Le rocce sedimentarie sono rocce che si formano per accumulo di sedimenti, formati da particelle di varie dimensioni trasportate dall'acqua, dal ghiaccio o dal vento, che sono sottoposte a processi fisici e chimici (diagenesi), e che danno origine a materiali consolidati.[1] ] Le rocce sedimentarie possono formarsi sulle rive dei fiumi, sul fondo di burroni, valli, laghi, mari e alla foce dei fiumi. Sono disposti in strati o strati. Esistono processi geologici esterni che agiscono su rocce preesistenti, questi agenti le alterano, le trasportano e le depositano in luoghi diversi a seconda del trasporto (acqua, vento, ghiaccio). Allo stesso modo, diversi organismi animali o vegetali possono contribuire alla formazione di rocce sedimentarie (fossili). Le rocce sedimentarie possono esistere fino a una profondità di dieci chilometri nella crosta terrestre. Queste rocce possono avere i loro elementi costitutivi sciolti o consolidati, cioè sono state unite tra loro da processi successivi alla sedimentazione, noti collettivamente come diagenesi. Le rocce sedimentarie ricoprono più del 75% della superficie terrestre, formando una copertura sedimentaria che si trova sulle rocce ignee e, in misura minore, sulle rocce metamorfiche. Tuttavia il loro volume totale è piccolo se confrontato principalmente con le rocce ignee, che non solo costituiscono la maggior parte della crosta, ma l'intero mantello.[2]

Processi geologici esterni

Processi geologici esterni come agenti atmosferici, erosione, trasporto e sedimentazione, causati dall'ambiente o da qualche organismo, agiscono sulle rocce esposte e provocano la distruzione del rilievo. I primi due processi consumano le rocce e le rompono in frammenti sempre più piccoli, detti clasti o detriti, che vengono trasportati da fiumi, vento o ghiacciai, per essere depositati in bacini sedimentari, solitamente il fondo di mari e laghi; c'è una relazione tra la dimensione dei frammenti e la distanza che percorre.

Ambienti sedimentari

Le caratteristiche del sedimento dipendono in parte dal modo in cui viene effettuata la sedimentazione. Le condizioni fisico-chimiche del mezzo in cui avviene la sedimentazione sono di grande importanza nel deposito di sedimenti chimici, poiché queste condizioni determinano l'esistenza di alcuni organismi dai cui resti si formano sedimenti organici.

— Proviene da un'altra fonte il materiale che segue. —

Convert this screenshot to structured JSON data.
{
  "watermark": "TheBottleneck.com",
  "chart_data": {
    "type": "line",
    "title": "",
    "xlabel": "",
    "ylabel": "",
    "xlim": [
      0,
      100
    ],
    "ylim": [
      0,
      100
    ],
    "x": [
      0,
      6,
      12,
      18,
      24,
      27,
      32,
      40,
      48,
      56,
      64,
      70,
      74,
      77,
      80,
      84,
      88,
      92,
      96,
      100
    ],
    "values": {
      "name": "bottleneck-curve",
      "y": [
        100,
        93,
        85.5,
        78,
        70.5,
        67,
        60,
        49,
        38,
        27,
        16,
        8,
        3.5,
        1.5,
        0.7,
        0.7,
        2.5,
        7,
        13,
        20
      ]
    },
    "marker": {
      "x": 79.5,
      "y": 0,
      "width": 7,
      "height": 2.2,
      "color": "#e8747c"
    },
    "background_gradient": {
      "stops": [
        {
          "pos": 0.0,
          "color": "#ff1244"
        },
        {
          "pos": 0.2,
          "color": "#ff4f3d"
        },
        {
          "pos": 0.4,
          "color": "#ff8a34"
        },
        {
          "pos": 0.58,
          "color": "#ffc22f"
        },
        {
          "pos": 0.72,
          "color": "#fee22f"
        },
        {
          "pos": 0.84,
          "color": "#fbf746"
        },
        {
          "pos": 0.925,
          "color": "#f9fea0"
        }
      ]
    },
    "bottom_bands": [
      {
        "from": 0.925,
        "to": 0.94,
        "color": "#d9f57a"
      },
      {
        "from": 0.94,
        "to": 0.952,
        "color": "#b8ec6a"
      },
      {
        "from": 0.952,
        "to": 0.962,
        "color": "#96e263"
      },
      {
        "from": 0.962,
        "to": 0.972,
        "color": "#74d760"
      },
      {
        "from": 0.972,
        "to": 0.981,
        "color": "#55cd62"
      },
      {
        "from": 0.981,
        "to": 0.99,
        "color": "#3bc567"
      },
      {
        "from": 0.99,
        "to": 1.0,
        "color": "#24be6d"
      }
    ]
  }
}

Ambienti sedimentari continentali

Ghiacciaio: I depositi lasciati da un ghiacciaio sono principalmente la morena frontale e la morena di fondo; i materiali detritici provengono dall'erosione meccanica delle rocce. Sono sedimenti senza stratificazione, con clasti angolari e sostanza organica quasi nulla. Deserto: I clasti provengono dall'erosione meccanica delle rocce, ma sono stati ben selezionati durante il trasporto del vento. Gli esempi più rappresentativi sono: Dune: formate da sabbia con uno spessore compreso tra 4,76 e 0,074 millimetri Loess: formato da limo di spessore inferiore a 0,074 mm, entrambi gli esempi presentano stratificazione incrociata. Conoide alluvionale: depositi detritici sotto forma di conoide che si depositano da correnti fluviali o torrenziali in zone di brusco cambio di pendenza, generalmente ai piedi delle montagne. Possono dar luogo a importanti accumuli di sedimenti nei bacini sedimentari di avamposto, nei fronti orogenici, o in depressioni tettoniche molto cedevoli. I materiali possono variare da conglomerati e arenarie con matrice abbondante nelle zone prossimali a scisti (limo e argilla) in quelle distali, le più lontane dalla testa del ventaglio. I confini tra gli strati di solito non sono molto ben definiti. I materiali sono generalmente scarsamente selezionati, poco maturi e gli spigoli sono spigolosi o subtondi.